Inconsistent Data Loader Error

ColinConwell · December 17, 2018, 6:40am

After writing a custom data loader for the CelebADataset, I’m encountering a strange error wherein the training subset of the dataset is loading correctly, but the test subset is throwing the following, (to me) incomprehensible error:

Here’s my code for the data loader:

def Crop(i, j, h, w):
    def crop(img):
        return transforms.functional.crop(img, i, j, h, w)
    return crop

class CelebADataset(Dataset):
    def __init__(self, root='../CelebADataset', train=True, transform=None, target_transform=None):
        self.root = os.path.expanduser(root)
        self.transform = transform
        self.target_transform = target_transform
        self.train = train
        self.split_file = os.path.join(root, 'NameOfFile.txt')
        
        self.df = pd.read_csv(root + '/list_eval_partition.txt', sep=' ', header=None, names=['filename', 'label'])
        if self.train:
            self.images = self.df[self.df.label==0].filename
        else:
            self.images = self.df[self.df.label==1].filename
            
    def __getitem__(self, index):
        filename = os.path.join(self.root, self.images[index])
        img = Image.open(filename)
        if self.transform:
            img = self.transform(img)
            
        return img
    def __len__(self):
        return len(self.images)

transform = transforms.Compose([Crop(38, 12, 146, 146), transforms.Resize((128,128)), transforms.ToTensor()])
train_dataset = CelebADataset(train=True, transform=transform)
test_dataset = CelebADataset(train=False, transform=transform)
#train_dataset length: 162770
#test_datase length: 19867

train_loader = DataLoader(dataset=train_dataset, batch_size=16, num_workers=8, shuffle=True)
test_loader = DataLoader(dataset=test_dataset, batch_size=16, num_workers=8, shuffle=False)

The error occurs when I call the dataloader as so:

imgs = next(iter(loader))

While the train loader works, the test loader does not.

I’ve examined the images in the dataset and can find no obvious reason for this discrepancy. (It’s worth noting that the images are definitely there, and seem to be accessible.)
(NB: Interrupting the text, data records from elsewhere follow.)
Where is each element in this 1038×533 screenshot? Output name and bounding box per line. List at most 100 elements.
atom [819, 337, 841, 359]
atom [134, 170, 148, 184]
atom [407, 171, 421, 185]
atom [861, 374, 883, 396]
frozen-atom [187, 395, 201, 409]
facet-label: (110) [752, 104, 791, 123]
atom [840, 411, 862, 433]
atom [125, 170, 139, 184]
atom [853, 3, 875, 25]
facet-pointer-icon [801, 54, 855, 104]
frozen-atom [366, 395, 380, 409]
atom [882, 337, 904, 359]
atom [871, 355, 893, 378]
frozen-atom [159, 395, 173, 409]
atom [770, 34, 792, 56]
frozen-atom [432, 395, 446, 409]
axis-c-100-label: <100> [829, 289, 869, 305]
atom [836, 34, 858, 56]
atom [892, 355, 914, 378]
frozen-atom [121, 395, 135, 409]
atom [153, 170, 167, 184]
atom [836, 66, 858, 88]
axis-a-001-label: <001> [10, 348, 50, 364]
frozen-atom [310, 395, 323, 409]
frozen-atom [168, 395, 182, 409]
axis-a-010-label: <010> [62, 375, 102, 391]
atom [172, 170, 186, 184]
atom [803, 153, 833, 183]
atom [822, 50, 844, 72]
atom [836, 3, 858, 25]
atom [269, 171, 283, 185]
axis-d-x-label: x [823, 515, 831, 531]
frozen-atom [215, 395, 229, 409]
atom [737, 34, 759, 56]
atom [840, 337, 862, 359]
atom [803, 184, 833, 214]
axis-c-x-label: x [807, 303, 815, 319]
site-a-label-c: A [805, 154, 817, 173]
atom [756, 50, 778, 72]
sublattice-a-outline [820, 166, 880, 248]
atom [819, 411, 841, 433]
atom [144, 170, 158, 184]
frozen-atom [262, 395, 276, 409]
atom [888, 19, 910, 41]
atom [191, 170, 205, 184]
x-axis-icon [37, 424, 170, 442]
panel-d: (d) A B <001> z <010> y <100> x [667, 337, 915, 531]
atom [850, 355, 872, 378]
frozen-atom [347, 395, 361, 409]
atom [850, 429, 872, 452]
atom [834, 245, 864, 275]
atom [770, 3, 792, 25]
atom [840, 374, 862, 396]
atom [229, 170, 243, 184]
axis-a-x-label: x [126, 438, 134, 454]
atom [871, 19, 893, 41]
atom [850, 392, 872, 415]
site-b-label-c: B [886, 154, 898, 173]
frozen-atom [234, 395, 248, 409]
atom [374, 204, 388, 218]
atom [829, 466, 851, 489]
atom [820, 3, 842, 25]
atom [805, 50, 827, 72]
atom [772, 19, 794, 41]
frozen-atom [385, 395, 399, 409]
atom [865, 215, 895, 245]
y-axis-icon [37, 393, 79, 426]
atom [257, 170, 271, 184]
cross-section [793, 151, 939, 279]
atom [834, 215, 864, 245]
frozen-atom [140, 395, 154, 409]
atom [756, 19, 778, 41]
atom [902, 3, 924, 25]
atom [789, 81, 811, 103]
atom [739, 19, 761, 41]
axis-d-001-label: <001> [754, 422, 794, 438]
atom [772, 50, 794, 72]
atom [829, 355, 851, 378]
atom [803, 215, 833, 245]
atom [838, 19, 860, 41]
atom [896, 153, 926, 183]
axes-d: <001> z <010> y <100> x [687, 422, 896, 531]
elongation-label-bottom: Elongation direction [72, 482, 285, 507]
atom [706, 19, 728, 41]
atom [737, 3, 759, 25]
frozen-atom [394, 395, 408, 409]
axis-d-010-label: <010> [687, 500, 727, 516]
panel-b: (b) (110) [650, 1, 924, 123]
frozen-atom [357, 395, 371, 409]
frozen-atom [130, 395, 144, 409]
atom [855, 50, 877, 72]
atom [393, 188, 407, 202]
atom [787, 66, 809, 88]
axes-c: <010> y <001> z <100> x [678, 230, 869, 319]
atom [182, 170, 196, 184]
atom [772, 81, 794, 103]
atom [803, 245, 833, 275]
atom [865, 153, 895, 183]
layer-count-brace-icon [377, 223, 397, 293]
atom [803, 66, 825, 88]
I’d be much obliged for any advice!

ptrblck · December 17, 2018, 7:34am

It looks like pandas is throwing a KeyError for the index 19550.
Could you check, if this index is accessible as test_dataset.images[19550]?

ColinConwell · December 17, 2018, 8:37am

Thanks for the rapid reply!

test_dataset.images[19550] also throws a key error.

Is there a way I can assess which image it’s pointing to in order to assess whether that image is in the directory?

ColinConwell · December 17, 2018, 8:42am

To note, I’ve now tried test_dataset.images[] on a number of indices. All of them are throwing key errors.

ptrblck · December 17, 2018, 9:57am

Thanks for the info. In that case your pd.DataFrame seems to have some invalid indices.
Try to print its content and check, which indices/keys are expected.